Os Estados sempre impediram uma reforma tributária séria. O presidente interino Michel Temer acena com um Pacto Federativo, previsto pela Constituição nos artigos 145 a 162. Entre outros temas, são definidas ali as competências tributárias dos entes da Federação e os encargos ou serviços públicos pelos quais são responsáveis.

A partir daí poderemos sonhar com uma reforma mais justa, equitativa e racional. A reforma trabalhista também é premente. Não se entende pautar a vida econômica no País hoje por uma legislação que entrou em vigor em 1948. A economia é dinâmica, se renova diariamente e as leis trabalhistas precisam acompanhar as mudanças.

O trabalhador brasileiro ainda é tratado como hipossuficiente, como na época do Brasil rural. É por isso que a justiça trabalhista não reconhece os acordos coletivos como expressão da vontade de patrões e empregados. Mais de oito milhões e 400 mil processos tramitam só nessa esfera judicial.
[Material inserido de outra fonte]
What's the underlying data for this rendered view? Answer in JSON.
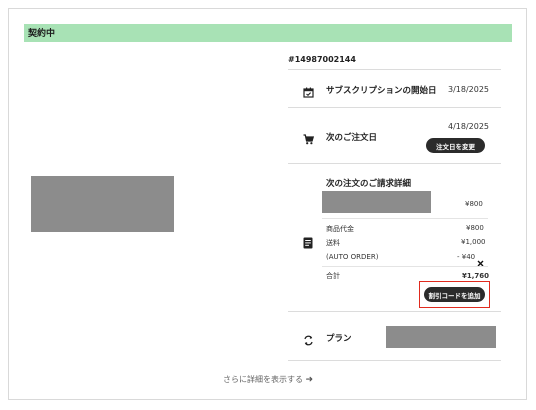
{
  "status": {
    "label": "契約中",
    "color": "#a8e2b5"
  },
  "order": {
    "id": "#14987002144"
  },
  "subscription": {
    "icon": "calendar-icon",
    "label": "サブスクリプションの開始日",
    "date": "3/18/2025"
  },
  "next_order": {
    "icon": "cart-icon",
    "label": "次のご注文日",
    "date": "4/18/2025",
    "change_button": "注文日を変更"
  },
  "billing": {
    "icon": "document-icon",
    "title": "次の注文のご請求詳細",
    "item_price": "¥800",
    "lines": [
      {
        "label": "商品代金",
        "value": "¥800"
      },
      {
        "label": "送料",
        "value": "¥1,000"
      },
      {
        "label": "(AUTO ORDER)",
        "value": "- ¥40"
      }
    ],
    "total_label": "合計",
    "total_value": "¥1,760",
    "discount_button": "割引コードを追加"
  },
  "plan": {
    "icon": "sync-icon",
    "label": "プラン"
  },
  "more_link": "さらに詳細を表示する",
  "highlight_color": "#e02a1e"
}
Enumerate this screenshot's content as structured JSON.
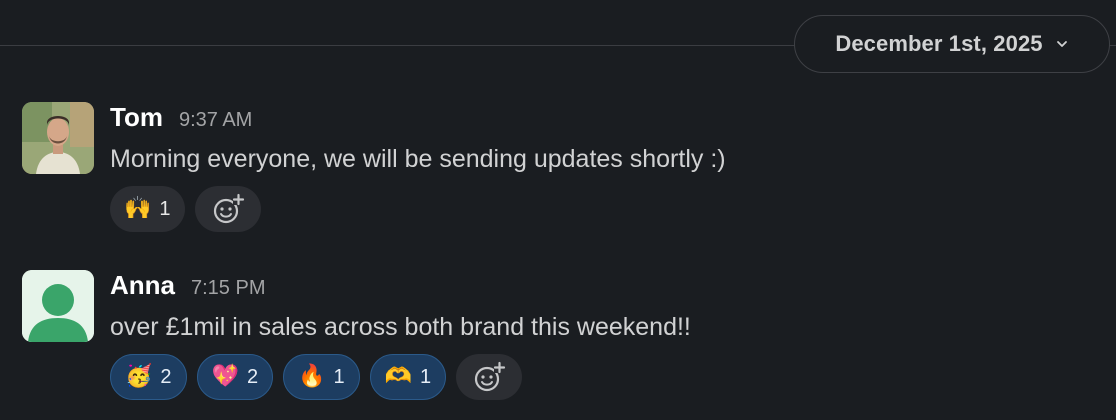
{
  "date_divider": {
    "label": "December 1st, 2025",
    "icon": "chevron-down-icon"
  },
  "messages": [
    {
      "sender": "Tom",
      "time": "9:37 AM",
      "avatar": "profile-photo",
      "text": "Morning everyone, we will be sending updates shortly :)",
      "reactions": [
        {
          "emoji": "🙌",
          "count": "1",
          "reacted_by_me": false
        }
      ],
      "add_reaction_icon": "add-reaction-icon"
    },
    {
      "sender": "Anna",
      "time": "7:15 PM",
      "avatar": "default-user-avatar",
      "text": "over £1mil in sales across both brand this weekend!!",
      "reactions": [
        {
          "emoji": "🥳",
          "count": "2",
          "reacted_by_me": true
        },
        {
          "emoji": "💖",
          "count": "2",
          "reacted_by_me": true
        },
        {
          "emoji": "🔥",
          "count": "1",
          "reacted_by_me": true
        },
        {
          "emoji": "🫶",
          "count": "1",
          "reacted_by_me": true
        }
      ],
      "add_reaction_icon": "add-reaction-icon"
    }
  ],
  "colors": {
    "background": "#1a1d21",
    "reacted_pill": "#1d3d61",
    "neutral_pill": "#2c2e33",
    "default_avatar": "#3aa56a"
  }
}
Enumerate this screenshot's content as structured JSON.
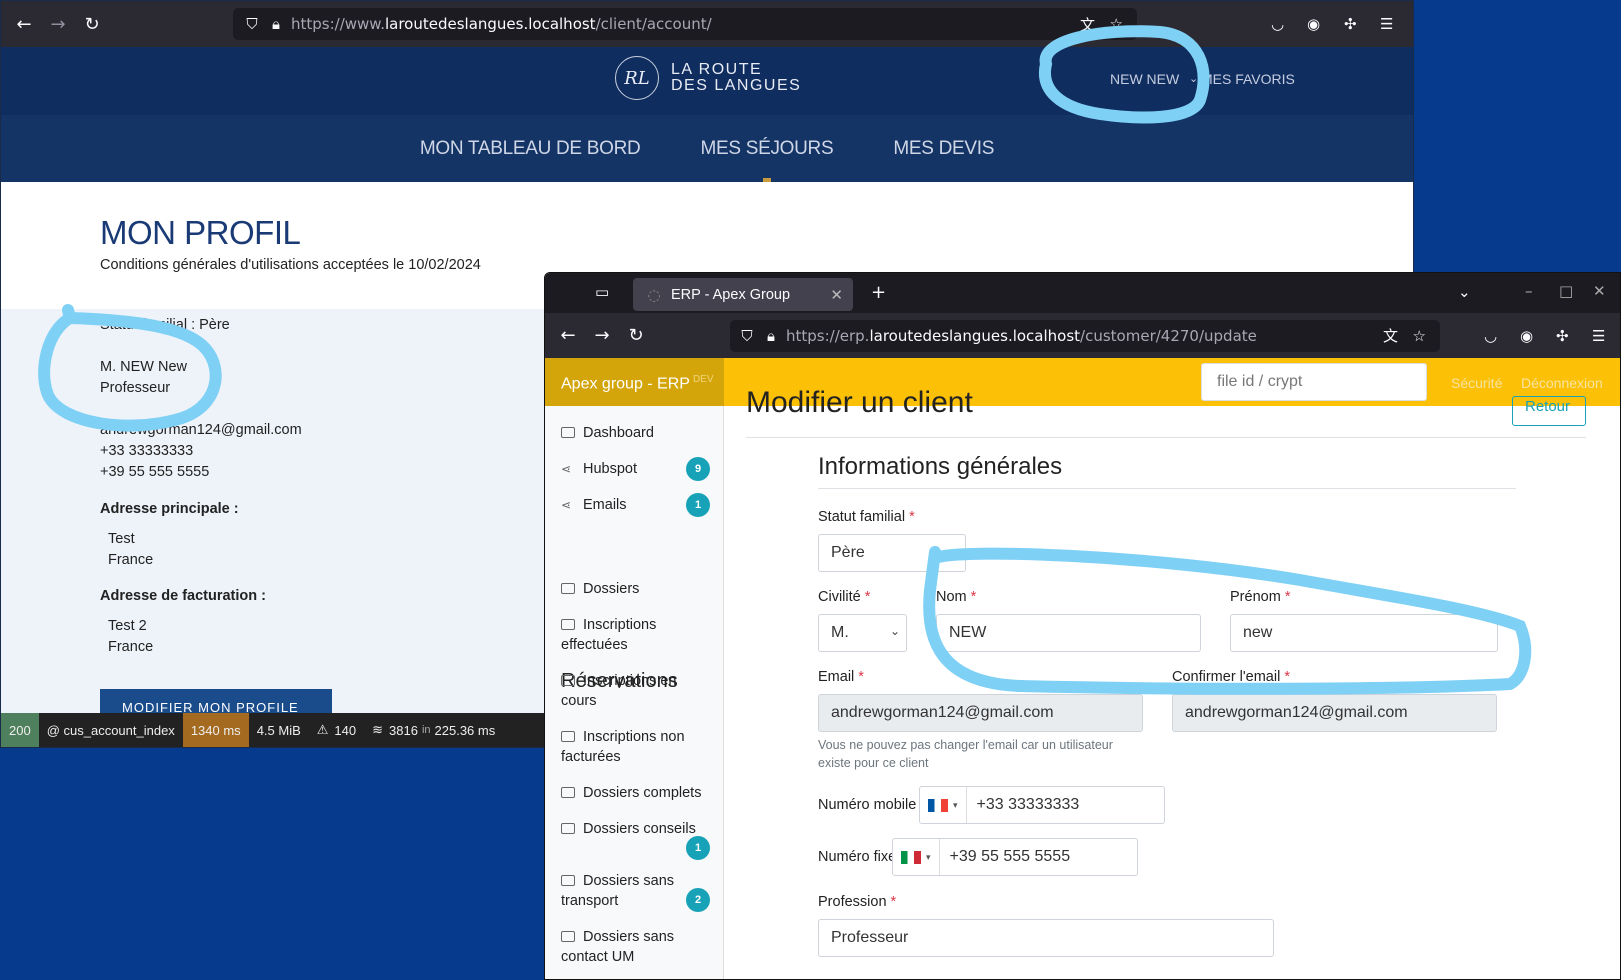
{
  "browser1": {
    "url_prefix": "https://www.",
    "url_host": "laroutedeslangues.localhost",
    "url_path": "/client/account/"
  },
  "site": {
    "logo_monogram": "RL",
    "logo_line1": "LA ROUTE",
    "logo_line2": "DES LANGUES",
    "user_menu": "NEW NEW",
    "favorites": "MES FAVORIS",
    "nav": [
      "MON TABLEAU DE BORD",
      "MES SÉJOURS",
      "MES DEVIS"
    ],
    "active_nav": "MES SÉJOURS"
  },
  "profile": {
    "title": "MON PROFIL",
    "cgu": "Conditions générales d'utilisations acceptées le 10/02/2024",
    "statut": "Statut familial : Père",
    "name": "M. NEW New",
    "profession": "Professeur",
    "email": "andrewgorman124@gmail.com",
    "phone1": "+33 33333333",
    "phone2": "+39 55 555 5555",
    "addr_main_label": "Adresse principale :",
    "addr_main_line1": "Test",
    "addr_main_line2": "France",
    "addr_bill_label": "Adresse de facturation :",
    "addr_bill_line1": "Test 2",
    "addr_bill_line2": "France",
    "edit_button": "MODIFIER MON PROFILE"
  },
  "debug": {
    "status": "200",
    "route": "@ cus_account_index",
    "time": "1340 ms",
    "memory": "4.5 MiB",
    "logs": "140",
    "cache_count": "3816",
    "cache_time": "225.36 ms"
  },
  "browser2": {
    "tab_title": "ERP - Apex Group",
    "url_prefix": "https://erp.",
    "url_host": "laroutedeslangues.localhost",
    "url_path": "/customer/4270/update"
  },
  "erp": {
    "brand": "Apex group - ERP",
    "brand_tag": "DEV",
    "search_placeholder": "file id / crypt",
    "link_security": "Sécurité",
    "link_logout": "Déconnexion",
    "page_title": "Modifier un client",
    "back_button": "Retour",
    "sidebar": {
      "dashboard": "Dashboard",
      "hubspot": "Hubspot",
      "hubspot_badge": "9",
      "emails": "Emails",
      "emails_badge": "1",
      "reservations_heading": "Réservations",
      "dossiers": "Dossiers",
      "inscriptions_effectuees": "Inscriptions effectuées",
      "inscriptions_en_cours": "Inscriptions en cours",
      "inscriptions_non_facturees": "Inscriptions non facturées",
      "dossiers_complets": "Dossiers complets",
      "dossiers_conseils": "Dossiers conseils",
      "dossiers_conseils_badge": "1",
      "dossiers_sans_transport": "Dossiers sans transport",
      "dossiers_sans_transport_badge": "2",
      "dossiers_sans_contact": "Dossiers sans contact UM"
    },
    "form": {
      "section_title": "Informations générales",
      "statut_label": "Statut familial",
      "statut_value": "Père",
      "civilite_label": "Civilité",
      "civilite_value": "M.",
      "nom_label": "Nom",
      "nom_value": "NEW",
      "prenom_label": "Prénom",
      "prenom_value": "new",
      "email_label": "Email",
      "email_value": "andrewgorman124@gmail.com",
      "confirm_email_label": "Confirmer l'email",
      "confirm_email_value": "andrewgorman124@gmail.com",
      "email_help": "Vous ne pouvez pas changer l'email car un utilisateur existe pour ce client",
      "mobile_label": "Numéro mobile",
      "mobile_value": "+33 33333333",
      "fixe_label": "Numéro fixe",
      "fixe_value": "+39 55 555 5555",
      "profession_label": "Profession",
      "profession_value": "Professeur",
      "required_mark": "*"
    }
  },
  "colors": {
    "desktop": "#063a8c",
    "site_header": "#0f2d5e",
    "erp_accent": "#fcc107",
    "annotation": "#7fd0f5"
  }
}
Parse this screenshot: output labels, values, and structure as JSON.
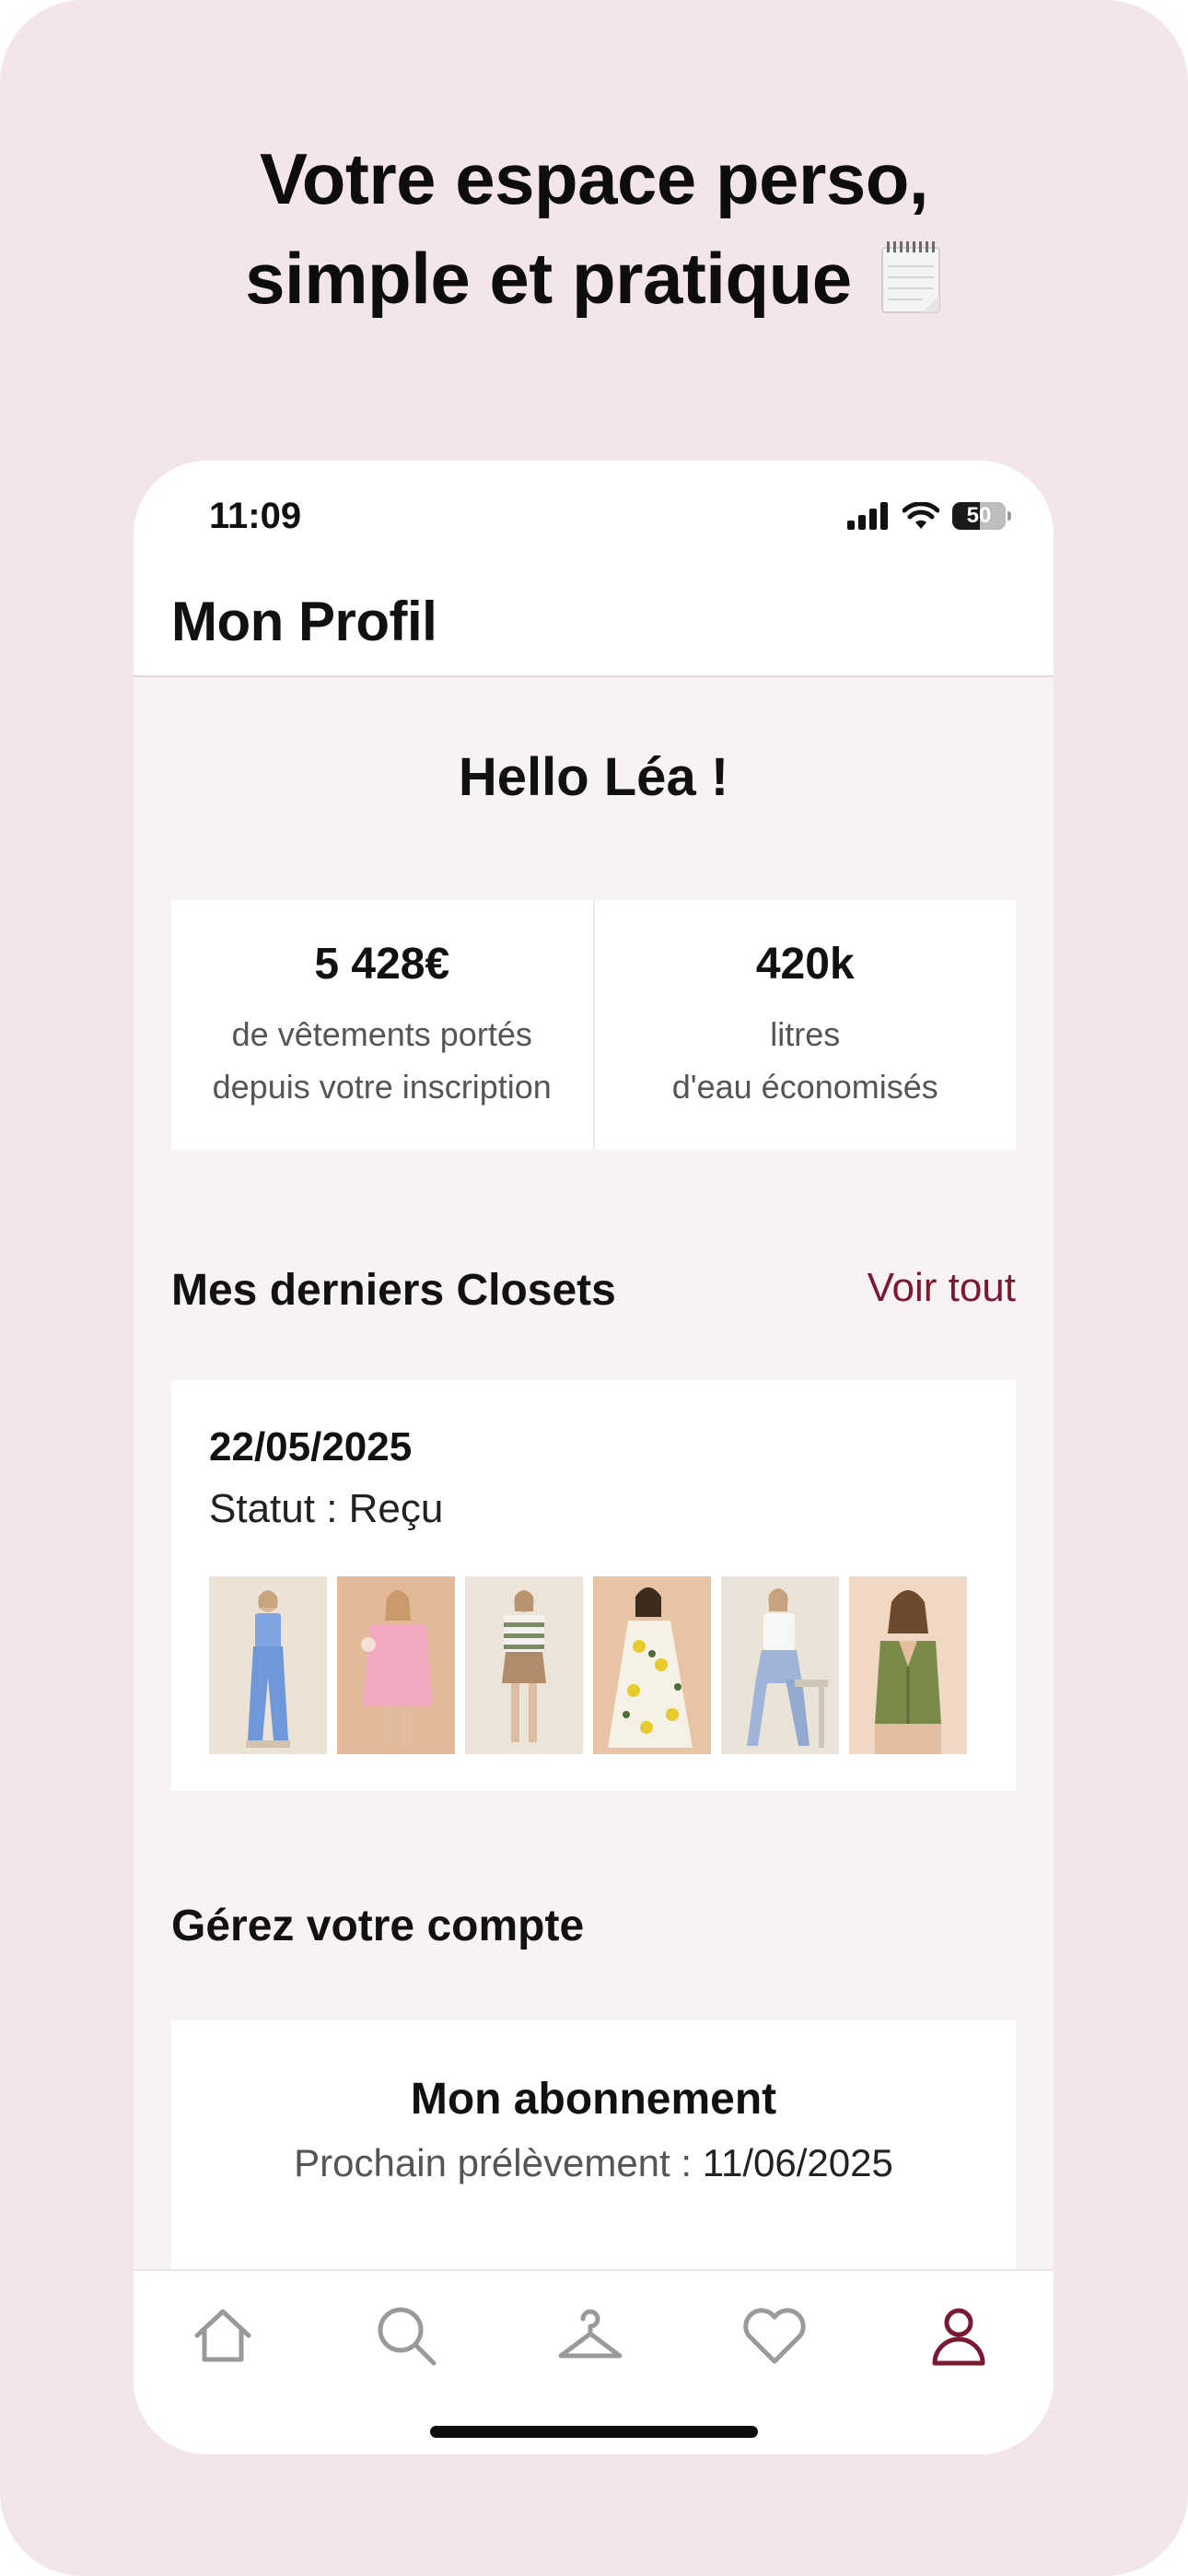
{
  "promo": {
    "headline_line1": "Votre espace perso,",
    "headline_line2": "simple et pratique",
    "headline_icon": "notepad-icon"
  },
  "status_bar": {
    "time": "11:09",
    "battery": "50"
  },
  "header": {
    "title": "Mon Profil"
  },
  "greeting": "Hello Léa !",
  "stats": [
    {
      "value": "5 428€",
      "label_line1": "de vêtements portés",
      "label_line2": "depuis votre inscription"
    },
    {
      "value": "420k",
      "label_line1": "litres",
      "label_line2": "d'eau économisés"
    }
  ],
  "closets": {
    "title": "Mes derniers Closets",
    "see_all": "Voir tout",
    "latest": {
      "date": "22/05/2025",
      "status": "Statut : Reçu",
      "item_count": 6
    }
  },
  "account": {
    "title": "Gérez votre compte",
    "subscription_title": "Mon abonnement",
    "next_payment_label": "Prochain prélèvement :",
    "next_payment_date": "11/06/2025"
  },
  "tabs": [
    {
      "icon": "home-icon",
      "active": false
    },
    {
      "icon": "search-icon",
      "active": false
    },
    {
      "icon": "hanger-icon",
      "active": false
    },
    {
      "icon": "heart-icon",
      "active": false
    },
    {
      "icon": "profile-icon",
      "active": true
    }
  ],
  "colors": {
    "background": "#f3e5e8",
    "accent": "#7a1930",
    "screen": "#f8f2f4"
  }
}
A reforma previdenciária é mais que urgente. O déficit deve se aproximar dos R$ 125 bilhões este ano, uma bola de neve que sufoca a economia. Há de se resolver agora os problemas e os trabalhadores devem ter consciência de que só receberão amanhã se contribuírem hoje com uma quantia justa.

Por fim, a reforma política. A Operação Lava Jato deverá dar uma enorme contribuição à moralização dos costumes da velha política. Mais uma vez o exemplo deve vir de cima, com um comportamento ético e uma diretriz que aprimore a democracia e permita as demais reformas.

Parlamentarismo, por exemplo, é uma das ideias em debate. Pode funcionar. Os brasileiros apoiarão todas as mudanças que tragam melhorias para o País e esse é o momento adequado. Algumas das medidas já anunciadas mereceram aplausos, entre elas a contenção dos gastos públicos e a revisão do pré-sal, desobrigando a Petrobras de ser a operadora única e de ter participação mínima de 30% nos grupos formados para sua exploração.

E nós, profissionais da área contábil, aprovaremos qualquer movimento a favor do Brasil.

* Márcio Massao Shimomoto é presidente do SESCON–SP (Sindicato das Empresas de Serviços Contábeis e das Empresas de Assessoramento, Perícias, Informações e Pesquisas no Estado de São Paulo).